Cleaning Tool for DOI Reference Backfilling

Hi there, everyone,

I’ve been vibe coding a small Flask tool that audits Crossref <doi_batch> deposit XML before submission and provides a card-based cleanup UI for the kinds of issues that pass XSD validation but show up badly in the deposited record. I’d like to share here in case it’s useful to other publisher members, especially smaller presses doing reference-list backfills against existing DOIs. I use these backfills to fill out my own bibliometric tool called Pinakes (http://pinakes.xyz).

What it does:
• Validates against the official Crossref XSD (so you catch schema issues before submission, not after)
• Runs sixteen heuristic rules over the deposit, catching things like glued citations (two refs concatenated into one <unstructured_citation>), repeat-author “---------.” markers that didn’t get expanded, paragraph-shaped body text mistakenly picked up as a citation, fields carrying the doi prefix, duplicate years from OCR scrambling, future-dated years, stuck whitespace, and a handful of other ingestion-layer rejection patterns
• Card-based cleanup UI: each flagged citation gets a Keep / Delete / Split decision, with bulk auto-decide for the obvious cases
• Batch workflow: upload all volumes of a journal at once, clean each, merge into one consolidated deposit
• Crossref REST API integration for inline DOI matching on borderline cases

I built it to support a reference-extraction pipeline I run across multiple humanities journals where GROBID and AnyStyle produce reference lists that are 95% correct but have systematic quirks (citation gluing, OCR garbage in scanned older content, footnotes/endnotes masqeurading as citations, etc.) that a heuristic pass catches efficiently.

GitHub Repo: GitHub - justalewis/crossref-references-deposit-auditor: CrossRef References Deposit Auditor — pre-submission audit and cleanup tool for Crossref deposit XML. Validates against the official Crossref XSD, flags scrape-induced issues (glued citations, paragraph-shaped body text, repeat-author markers, DOI format, etc.), and provides a Flask-based cleanup workflow with Crossref REST matching. · GitHub

Here’s a Substack writeup on the tool: New Tool: CrossRef References Deposit Auditor

There’s a sample-deposits/ directory with two small example XMLs (one clean, one with seven planted issues) so you can docker compose up and see what the rules catch in about thirty seconds without needing your own deposit on hand.

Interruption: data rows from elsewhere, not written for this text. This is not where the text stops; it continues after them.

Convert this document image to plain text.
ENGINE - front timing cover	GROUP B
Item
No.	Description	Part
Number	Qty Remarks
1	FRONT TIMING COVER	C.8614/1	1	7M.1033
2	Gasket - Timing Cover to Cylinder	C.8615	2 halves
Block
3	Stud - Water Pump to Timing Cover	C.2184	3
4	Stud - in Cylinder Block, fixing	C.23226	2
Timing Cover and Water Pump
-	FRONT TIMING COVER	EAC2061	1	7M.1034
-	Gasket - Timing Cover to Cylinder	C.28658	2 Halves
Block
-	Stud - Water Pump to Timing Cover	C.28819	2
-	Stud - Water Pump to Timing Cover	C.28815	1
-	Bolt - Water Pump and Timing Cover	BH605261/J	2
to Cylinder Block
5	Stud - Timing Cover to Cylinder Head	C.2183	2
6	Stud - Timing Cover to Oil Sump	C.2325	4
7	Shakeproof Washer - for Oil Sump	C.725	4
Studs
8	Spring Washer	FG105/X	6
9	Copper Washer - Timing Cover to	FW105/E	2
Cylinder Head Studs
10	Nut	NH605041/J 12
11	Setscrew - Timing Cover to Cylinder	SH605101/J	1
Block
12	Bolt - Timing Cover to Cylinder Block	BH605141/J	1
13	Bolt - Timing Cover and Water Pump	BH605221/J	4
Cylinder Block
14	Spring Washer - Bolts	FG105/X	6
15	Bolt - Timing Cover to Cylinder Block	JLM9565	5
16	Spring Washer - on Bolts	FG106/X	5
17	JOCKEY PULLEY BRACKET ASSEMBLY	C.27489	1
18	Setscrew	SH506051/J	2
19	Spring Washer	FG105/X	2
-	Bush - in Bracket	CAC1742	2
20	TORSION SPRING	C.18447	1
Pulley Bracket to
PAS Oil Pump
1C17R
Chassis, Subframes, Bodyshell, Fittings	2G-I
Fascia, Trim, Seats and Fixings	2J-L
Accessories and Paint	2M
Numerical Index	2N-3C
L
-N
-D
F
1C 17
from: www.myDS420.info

It’s free, GPL-3 licensed, and a hobby project — but I check the issue tracker reliably and would love to hear from other publishers about deposit patterns the existing rules don’t yet catch. If your scraper or JATS pipeline produces a particular flavor of deposit garbage, a feature-request issue with an example XML snippet is the easiest way to land a new rule.

Happy to answer questions. Also working on a complementary tool (/mint) for back-catalog DOI minting from whole-issue PDFs (visual page tagging, ToC OCR, content-registration XML generation) — same repo. Less polished but functional and helpful for really old content in non-accessible OCRed PDFs.

Looking forward to connecting with the community more!

justin

1 Like

Hi Justin,

Thanks for sharing this!

I’ve modified your forum permissions, so you can share links now.

-Shayn

2 Likes